To use the service, an upstream application would make a simple HTTP call:
curl -X POST http://<internal-service-ip>:8080/transform/redact.wasm \
-H "Content-Type: application/json" \
--data '{"user": "alice", "ssn": "123-456-7890", "payload": "sensitive-info"}'The response would be the transformed JSON payload, computed securely and efficiently inside the WASM sandbox.
The primary limitation of this implementation is its simplistic plugin management. In a production system, plugins wouldn’t be loaded from a local directory.
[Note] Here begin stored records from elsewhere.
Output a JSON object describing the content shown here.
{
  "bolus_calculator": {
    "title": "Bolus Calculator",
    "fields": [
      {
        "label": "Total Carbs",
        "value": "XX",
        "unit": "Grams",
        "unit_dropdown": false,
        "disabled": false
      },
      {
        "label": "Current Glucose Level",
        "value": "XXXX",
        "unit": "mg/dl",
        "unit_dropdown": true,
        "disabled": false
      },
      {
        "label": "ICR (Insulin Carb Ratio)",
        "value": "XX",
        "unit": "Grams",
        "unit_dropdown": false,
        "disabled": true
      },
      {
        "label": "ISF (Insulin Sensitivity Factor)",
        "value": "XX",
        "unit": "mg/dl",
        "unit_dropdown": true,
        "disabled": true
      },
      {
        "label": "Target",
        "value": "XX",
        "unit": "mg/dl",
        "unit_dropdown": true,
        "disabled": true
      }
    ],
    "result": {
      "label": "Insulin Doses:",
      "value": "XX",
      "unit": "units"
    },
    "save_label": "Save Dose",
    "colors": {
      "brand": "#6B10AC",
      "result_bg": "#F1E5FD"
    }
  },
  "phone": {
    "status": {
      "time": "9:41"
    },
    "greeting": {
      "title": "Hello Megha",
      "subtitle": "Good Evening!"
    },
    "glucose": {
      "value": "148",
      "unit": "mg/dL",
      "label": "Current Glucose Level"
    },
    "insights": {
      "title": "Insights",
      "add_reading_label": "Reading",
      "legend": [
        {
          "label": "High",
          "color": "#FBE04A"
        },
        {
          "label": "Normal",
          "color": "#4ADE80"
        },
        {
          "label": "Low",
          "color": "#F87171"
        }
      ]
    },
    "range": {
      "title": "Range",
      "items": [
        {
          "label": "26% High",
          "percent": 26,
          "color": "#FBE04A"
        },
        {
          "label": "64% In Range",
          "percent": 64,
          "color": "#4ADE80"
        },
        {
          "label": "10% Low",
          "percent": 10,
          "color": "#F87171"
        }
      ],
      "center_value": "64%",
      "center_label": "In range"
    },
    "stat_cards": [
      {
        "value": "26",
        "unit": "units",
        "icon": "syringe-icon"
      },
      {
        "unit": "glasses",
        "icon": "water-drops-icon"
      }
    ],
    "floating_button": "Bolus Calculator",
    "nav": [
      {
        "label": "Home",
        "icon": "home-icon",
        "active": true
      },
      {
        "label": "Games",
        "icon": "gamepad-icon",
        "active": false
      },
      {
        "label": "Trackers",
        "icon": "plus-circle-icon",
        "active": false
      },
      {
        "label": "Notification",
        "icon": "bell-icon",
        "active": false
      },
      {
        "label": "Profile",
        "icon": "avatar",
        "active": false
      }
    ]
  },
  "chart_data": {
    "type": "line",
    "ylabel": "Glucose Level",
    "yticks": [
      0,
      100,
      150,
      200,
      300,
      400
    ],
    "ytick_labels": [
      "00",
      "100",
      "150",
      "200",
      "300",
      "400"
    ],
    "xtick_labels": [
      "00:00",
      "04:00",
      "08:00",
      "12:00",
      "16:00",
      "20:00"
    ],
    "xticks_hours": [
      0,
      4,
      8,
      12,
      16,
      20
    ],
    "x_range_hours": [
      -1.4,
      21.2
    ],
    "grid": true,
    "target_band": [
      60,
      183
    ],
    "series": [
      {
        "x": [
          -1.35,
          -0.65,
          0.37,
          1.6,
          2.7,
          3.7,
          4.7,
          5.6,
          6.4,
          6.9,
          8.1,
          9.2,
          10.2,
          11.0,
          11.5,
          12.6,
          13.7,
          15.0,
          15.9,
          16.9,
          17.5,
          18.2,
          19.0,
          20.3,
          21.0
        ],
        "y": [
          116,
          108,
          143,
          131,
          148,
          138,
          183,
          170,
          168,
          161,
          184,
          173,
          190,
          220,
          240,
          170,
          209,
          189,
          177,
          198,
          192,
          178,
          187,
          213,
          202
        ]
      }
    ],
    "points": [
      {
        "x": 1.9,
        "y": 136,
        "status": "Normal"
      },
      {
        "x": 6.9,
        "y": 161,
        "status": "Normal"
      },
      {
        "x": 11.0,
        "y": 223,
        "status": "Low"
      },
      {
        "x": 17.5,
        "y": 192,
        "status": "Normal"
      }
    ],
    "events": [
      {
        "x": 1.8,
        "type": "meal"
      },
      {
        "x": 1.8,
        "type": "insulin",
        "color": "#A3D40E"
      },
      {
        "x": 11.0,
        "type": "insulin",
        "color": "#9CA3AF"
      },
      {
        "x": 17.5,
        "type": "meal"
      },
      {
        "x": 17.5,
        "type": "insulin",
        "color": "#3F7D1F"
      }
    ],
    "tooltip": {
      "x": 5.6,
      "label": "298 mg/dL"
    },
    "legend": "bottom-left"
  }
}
They would be stored in a versioned artifact repository or an object store like S3, and the service would need a secure mechanism to fetch and update them dynamically. Furthermore, the ABI is rudimentary; it forces all data through byte slices, which requires serialization and deserialization on both sides. For more complex data structures, interface-type specifications like WIT (Wasm Interface Types) could provide a more efficient and type-safe contract. Finally, while we’ve set a memory limit, true defense against denial-of-service attacks would require “fueling” or metering execution—terminating modules that run for too long—a feature available in some WASM runtimes that adds complexity but is crucial for multi-tenant stability.